LEconomist Jean Pisani-Ferry stated, in World on October 26, that we are now faced with a difficult choice: we “imposing sacrifices in the name of climate”or simply give up – at predictable and dire risks.
But what sacrifice exactly? Is eating better, less meat and more organic, by consuming more food produced locally, a sacrifice? Is reducing the number and length of daily trips due to the elimination of urban sprawl a painful thing? Is lack of independent work and sleep unpleasant? Less investment in highways, motorways, urban toll roads and motorway interchanges, doesn’t that save money for more enjoyable things?
Reduced air travel only bothers 2% or 3% of the population, this is not dramatic, it means less spending on planes, airfields, kerosene and it will reallocate the economy by limiting the exchange of goods between continents.
An idea that makes eco-bashing easier
Less impervious land would avoid many disasters of great human and financial cost: we can achieve this thanks to a gradual refocusing, in all inhabited environments, jobs, businesses, equipment that are unfortunately relegated to highly specialized peripheral areas. Does local urban planning interfere? Isn’t this achievable if we give the city new ambitions?
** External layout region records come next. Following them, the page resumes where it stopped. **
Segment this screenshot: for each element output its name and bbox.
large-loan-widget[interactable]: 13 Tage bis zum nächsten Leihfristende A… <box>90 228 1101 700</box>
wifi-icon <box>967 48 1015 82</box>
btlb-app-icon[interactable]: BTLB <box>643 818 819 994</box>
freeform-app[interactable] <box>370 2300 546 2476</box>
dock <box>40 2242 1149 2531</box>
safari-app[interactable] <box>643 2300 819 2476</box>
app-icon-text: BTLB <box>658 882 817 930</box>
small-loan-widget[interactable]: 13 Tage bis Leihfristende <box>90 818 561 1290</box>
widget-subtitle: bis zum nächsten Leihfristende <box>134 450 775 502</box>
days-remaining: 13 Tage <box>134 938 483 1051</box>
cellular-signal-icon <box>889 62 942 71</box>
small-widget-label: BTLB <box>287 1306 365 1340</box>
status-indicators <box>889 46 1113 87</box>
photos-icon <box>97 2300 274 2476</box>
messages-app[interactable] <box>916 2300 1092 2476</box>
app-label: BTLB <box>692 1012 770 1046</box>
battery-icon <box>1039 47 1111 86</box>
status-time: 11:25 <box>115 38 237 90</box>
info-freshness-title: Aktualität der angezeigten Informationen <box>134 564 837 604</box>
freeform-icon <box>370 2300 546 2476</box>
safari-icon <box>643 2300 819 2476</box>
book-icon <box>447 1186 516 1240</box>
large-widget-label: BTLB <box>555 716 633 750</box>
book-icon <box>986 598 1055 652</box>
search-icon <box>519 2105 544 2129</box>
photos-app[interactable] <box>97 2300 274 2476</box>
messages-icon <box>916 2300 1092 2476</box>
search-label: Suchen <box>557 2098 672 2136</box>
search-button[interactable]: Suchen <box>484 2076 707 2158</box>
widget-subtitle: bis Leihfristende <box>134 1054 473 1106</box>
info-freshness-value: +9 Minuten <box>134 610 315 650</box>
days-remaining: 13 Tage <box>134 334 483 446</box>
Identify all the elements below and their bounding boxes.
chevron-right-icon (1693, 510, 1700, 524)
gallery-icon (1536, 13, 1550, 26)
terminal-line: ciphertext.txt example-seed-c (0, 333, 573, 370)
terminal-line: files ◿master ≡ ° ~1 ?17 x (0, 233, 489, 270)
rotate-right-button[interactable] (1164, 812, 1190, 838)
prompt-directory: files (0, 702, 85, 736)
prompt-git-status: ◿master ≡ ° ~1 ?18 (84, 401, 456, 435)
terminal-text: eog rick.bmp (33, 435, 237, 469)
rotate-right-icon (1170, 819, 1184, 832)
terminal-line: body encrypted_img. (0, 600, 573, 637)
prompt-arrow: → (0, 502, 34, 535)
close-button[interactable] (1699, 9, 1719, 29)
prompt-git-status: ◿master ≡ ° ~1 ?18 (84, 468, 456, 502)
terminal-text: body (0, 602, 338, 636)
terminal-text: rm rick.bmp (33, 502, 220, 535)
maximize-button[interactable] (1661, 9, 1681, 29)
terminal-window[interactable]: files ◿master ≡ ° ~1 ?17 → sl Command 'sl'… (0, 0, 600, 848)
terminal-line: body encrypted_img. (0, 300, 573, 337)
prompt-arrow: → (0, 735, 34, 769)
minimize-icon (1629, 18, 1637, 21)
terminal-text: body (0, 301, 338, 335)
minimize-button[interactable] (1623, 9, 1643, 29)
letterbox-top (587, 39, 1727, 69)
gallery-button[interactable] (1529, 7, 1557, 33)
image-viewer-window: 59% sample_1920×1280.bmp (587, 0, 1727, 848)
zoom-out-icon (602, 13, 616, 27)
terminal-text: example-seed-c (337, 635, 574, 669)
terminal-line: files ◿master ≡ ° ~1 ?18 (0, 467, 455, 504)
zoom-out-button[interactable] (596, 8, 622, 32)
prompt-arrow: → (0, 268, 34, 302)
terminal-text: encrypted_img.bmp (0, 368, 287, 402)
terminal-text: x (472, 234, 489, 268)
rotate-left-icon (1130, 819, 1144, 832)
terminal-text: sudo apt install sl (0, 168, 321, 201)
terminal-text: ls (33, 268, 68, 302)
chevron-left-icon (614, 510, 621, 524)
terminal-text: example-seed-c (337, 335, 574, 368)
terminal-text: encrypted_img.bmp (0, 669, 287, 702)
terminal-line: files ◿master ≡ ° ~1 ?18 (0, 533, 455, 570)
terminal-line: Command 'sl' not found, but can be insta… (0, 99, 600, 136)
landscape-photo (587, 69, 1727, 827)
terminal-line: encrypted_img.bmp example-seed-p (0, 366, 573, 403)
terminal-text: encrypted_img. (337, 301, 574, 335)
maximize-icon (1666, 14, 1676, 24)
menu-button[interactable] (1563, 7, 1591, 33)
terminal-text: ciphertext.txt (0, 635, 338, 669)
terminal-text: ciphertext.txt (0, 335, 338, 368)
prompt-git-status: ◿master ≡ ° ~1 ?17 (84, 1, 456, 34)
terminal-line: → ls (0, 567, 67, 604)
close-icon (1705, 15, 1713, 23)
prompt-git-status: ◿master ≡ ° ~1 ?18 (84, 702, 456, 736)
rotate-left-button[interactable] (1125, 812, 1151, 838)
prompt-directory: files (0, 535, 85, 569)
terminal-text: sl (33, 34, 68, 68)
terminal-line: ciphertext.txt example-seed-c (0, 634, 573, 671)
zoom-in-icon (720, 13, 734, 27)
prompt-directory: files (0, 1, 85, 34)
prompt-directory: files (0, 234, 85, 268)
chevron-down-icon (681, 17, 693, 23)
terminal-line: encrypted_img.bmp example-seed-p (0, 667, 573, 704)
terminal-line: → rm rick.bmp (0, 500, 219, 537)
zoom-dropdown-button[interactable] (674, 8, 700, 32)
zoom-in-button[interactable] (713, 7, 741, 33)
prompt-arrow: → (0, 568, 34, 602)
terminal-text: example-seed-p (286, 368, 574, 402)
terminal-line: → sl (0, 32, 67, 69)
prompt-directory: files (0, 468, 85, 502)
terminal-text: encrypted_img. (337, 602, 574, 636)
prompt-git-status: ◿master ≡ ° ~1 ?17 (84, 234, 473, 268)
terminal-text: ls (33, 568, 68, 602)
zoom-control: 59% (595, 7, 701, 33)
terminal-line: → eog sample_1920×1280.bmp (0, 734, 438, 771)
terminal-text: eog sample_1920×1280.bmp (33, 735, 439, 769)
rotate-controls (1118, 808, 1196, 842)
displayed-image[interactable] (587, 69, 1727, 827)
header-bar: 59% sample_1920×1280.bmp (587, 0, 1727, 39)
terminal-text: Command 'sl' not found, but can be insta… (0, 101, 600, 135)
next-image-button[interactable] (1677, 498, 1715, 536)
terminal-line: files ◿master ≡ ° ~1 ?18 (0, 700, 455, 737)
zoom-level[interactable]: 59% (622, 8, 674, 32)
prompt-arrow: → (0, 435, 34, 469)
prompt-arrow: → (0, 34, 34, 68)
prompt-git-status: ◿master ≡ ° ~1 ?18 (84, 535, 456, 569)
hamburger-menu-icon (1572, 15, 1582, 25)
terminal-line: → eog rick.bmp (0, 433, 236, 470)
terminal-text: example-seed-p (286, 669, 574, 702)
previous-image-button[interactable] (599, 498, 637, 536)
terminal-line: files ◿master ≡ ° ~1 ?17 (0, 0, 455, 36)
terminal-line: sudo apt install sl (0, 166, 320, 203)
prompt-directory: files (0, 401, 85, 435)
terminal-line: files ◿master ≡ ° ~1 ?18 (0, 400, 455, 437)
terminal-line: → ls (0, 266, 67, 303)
Don’t throw stones at Jean Pisani-Ferry. The idea that an environmentally friendly world requires us to give up many beautiful things is widespread, including among certified ecologists. However, this is a very questionable idea because it tends to alienate many citizens from ecology and facilitates eco-lobashing, which in recent times has increasingly taken over everything.
It is therefore urgent to present ecology in addition to simplifying shortcuts, namely: exorbitant costs, unpleasant resistance, endless efforts, unsettling turmoil. It is under these conditions, in political debates, that ecology will receive serious attention.